Lockheed’s 377-foot steel mono-hull and Austal’s aluminum-hulled trimaran both have experienced cost overruns. But it has been Lockheed's LCS-1 that recently has stirred controversy following the release this month of a Project on Government Oversight study highlighted structural problems with like “rampant corrosion and a stern door that you can fit your hand through,” Ben Freeman, a national security fellow with POGO, said at the Cato forum.
“We learned of so many problems that we asked if the Navy should even use this ship,” Freeman said. “It is true that the cracks have been fixed, but equipment failures continue to plague the ship.” He suggested that the Lockheed design is the “weaker of the two variants.”
Navy officials have been adamant that the LCS-1 problems were addressed and that the next ship in the class, LCS-3, has been vastly improved.
But critics are questioning whether the Navy really needs two designs. “Should we be purchasing two very different variants? I’ve yet to hear a convincing argument of why two variants of the ship are better than one,” Freeman said. “Sure it’s better for [shipbuilders] but for taxpayers … I’m not sure it’s a good idea.”
The two ships recently arrived in San Diego, where for the first time they could be seen side by side. Unlike other dual-buy programs like the Ticonderoga-class missile cruisers, the differences between LCS-1 and LCS-2 are immediately apparent even to the casual observer.
“It is hard to imagine two ships that do the exact same mission looking more different,” Freeman said. “Those differences go well beyond appearance and will be costly.”
Christopher Preble, vice president for defense and foreign policy studies at Cato, said he had concerns about the dual-buy strategy “of two very different ships.”
“This is two 27-ship classes, not one ship class,” Preble said. “It is not unreasonable for those of us who are concerned about the cost to question why a down select was not executed the way it was supposed to be and to revisit that.”
The question becomes at what point and by what criteria to make a decision to cancel one variant, Preble said. “They have different advantages, so if you singled up, which advantage would be given over the other,” he said. “Then what would you build in lieu of the other ship.”
Eric Labs, senior analyst for naval forces and weapons with the Congressional Budget Office, predicted the Navy would end up with at least 24 LCSs by 2015. “Then the Navy will have lots of options,” he said, including buying fewer than 55 ships, redesigning the current variants, or canceling one design.
That left Work to defend the dual-buy strategy and the ship itself as a wise investment in the Navy’s future surface fleet. It is a role he has played with gusto in recent months, calling those who doubt the ships effectiveness “nuts” and “dead wrong” during the Cato forum alone.
Work said the issues highlighted in the POGO report are either “flat wrong” or typical symptoms of a first-in-class ship that have identified and corrected. “These are [research and development] platforms,” he said. “Of course there are problems. We built these to identify them.”

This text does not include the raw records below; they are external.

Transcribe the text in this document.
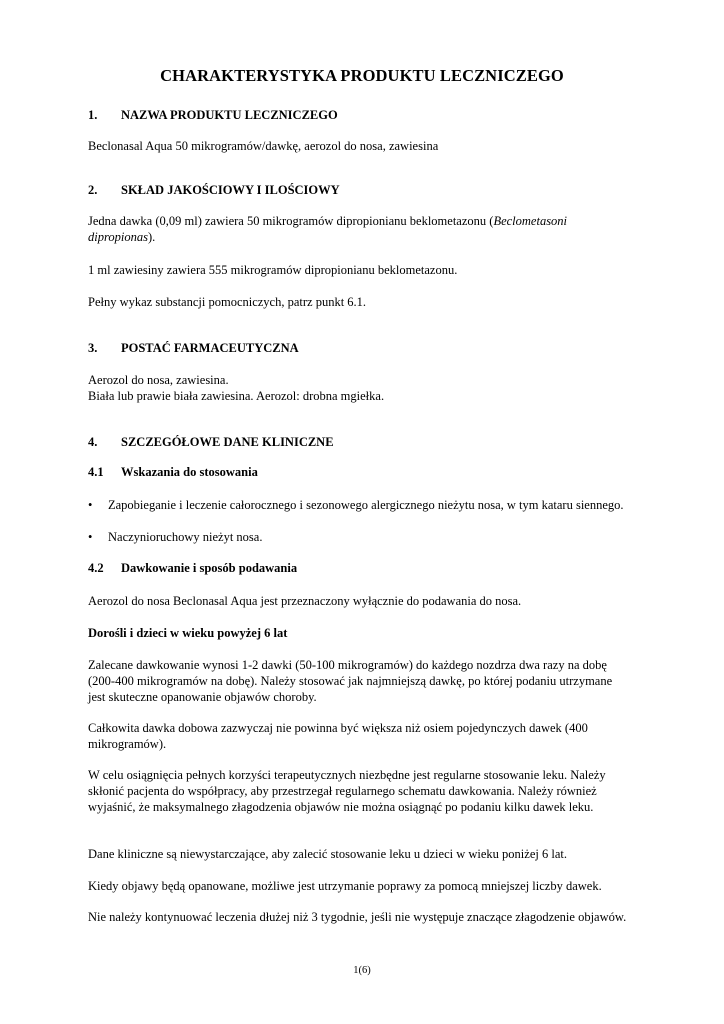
CHARAKTERYSTYKA PRODUKTU LECZNICZEGO
1. NAZWA PRODUKTU LECZNICZEGO

Beclonasal Aqua 50 mikrogramów/dawkę, aerozol do nosa, zawiesina

2. SKŁAD JAKOŚCIOWY I ILOŚCIOWY

Jedna dawka (0,09 ml) zawiera 50 mikrogramów dipropionianu beklometazonu (Beclometasoni dipropionas).

1 ml zawiesiny zawiera 555 mikrogramów dipropionianu beklometazonu.

Pełny wykaz substancji pomocniczych, patrz punkt 6.1.

3. POSTAĆ FARMACEUTYCZNA

Aerozol do nosa, zawiesina.
Biała lub prawie biała zawiesina. Aerozol: drobna mgiełka.

4. SZCZEGÓŁOWE DANE KLINICZNE
4.1 Wskazania do stosowania
•	Zapobieganie i leczenie całorocznego i sezonowego alergicznego nieżytu nosa, w tym kataru siennego.
•	Naczynioruchowy nieżyt nosa.
4.2 Dawkowanie i sposób podawania

Aerozol do nosa Beclonasal Aqua jest przeznaczony wyłącznie do podawania do nosa.

Dorośli i dzieci w wieku powyżej 6 lat

Zalecane dawkowanie wynosi 1-2 dawki (50-100 mikrogramów) do każdego nozdrza dwa razy na dobę (200-400 mikrogramów na dobę). Należy stosować jak najmniejszą dawkę, po której podaniu utrzymane jest skuteczne opanowanie objawów choroby.

Całkowita dawka dobowa zazwyczaj nie powinna być większa niż osiem pojedynczych dawek (400 mikrogramów).

W celu osiągnięcia pełnych korzyści terapeutycznych niezbędne jest regularne stosowanie leku. Należy skłonić pacjenta do współpracy, aby przestrzegał regularnego schematu dawkowania. Należy również wyjaśnić, że maksymalnego złagodzenia objawów nie można osiągnąć po podaniu kilku dawek leku.

Dane kliniczne są niewystarczające, aby zalecić stosowanie leku u dzieci w wieku poniżej 6 lat.

Kiedy objawy będą opanowane, możliwe jest utrzymanie poprawy za pomocą mniejszej liczby dawek.

Nie należy kontynuować leczenia dłużej niż 3 tygodnie, jeśli nie występuje znaczące złagodzenie objawów.

1(6)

Moving forward from LCS-2, systems will be identical on both ships, though their outward appearance and overall capabilities will differ, he said. With 27 ships in each class, both will be sustainable, he added. A single, interoperable combat system, command and control systems and training regimen will also help the two coexist, he said. Mission modules for the main capabilities — anti-submarine warfare, anti-mine warfare and as a platform for unmanned systems — will be “completely interchangeable” between the two variants, he said.
“Do we know everything about the vessel? No,” he said. “Are there going to be problems? Yes. … But this is a learning Navy and a Navy unafraid to say it’s made a mistake.”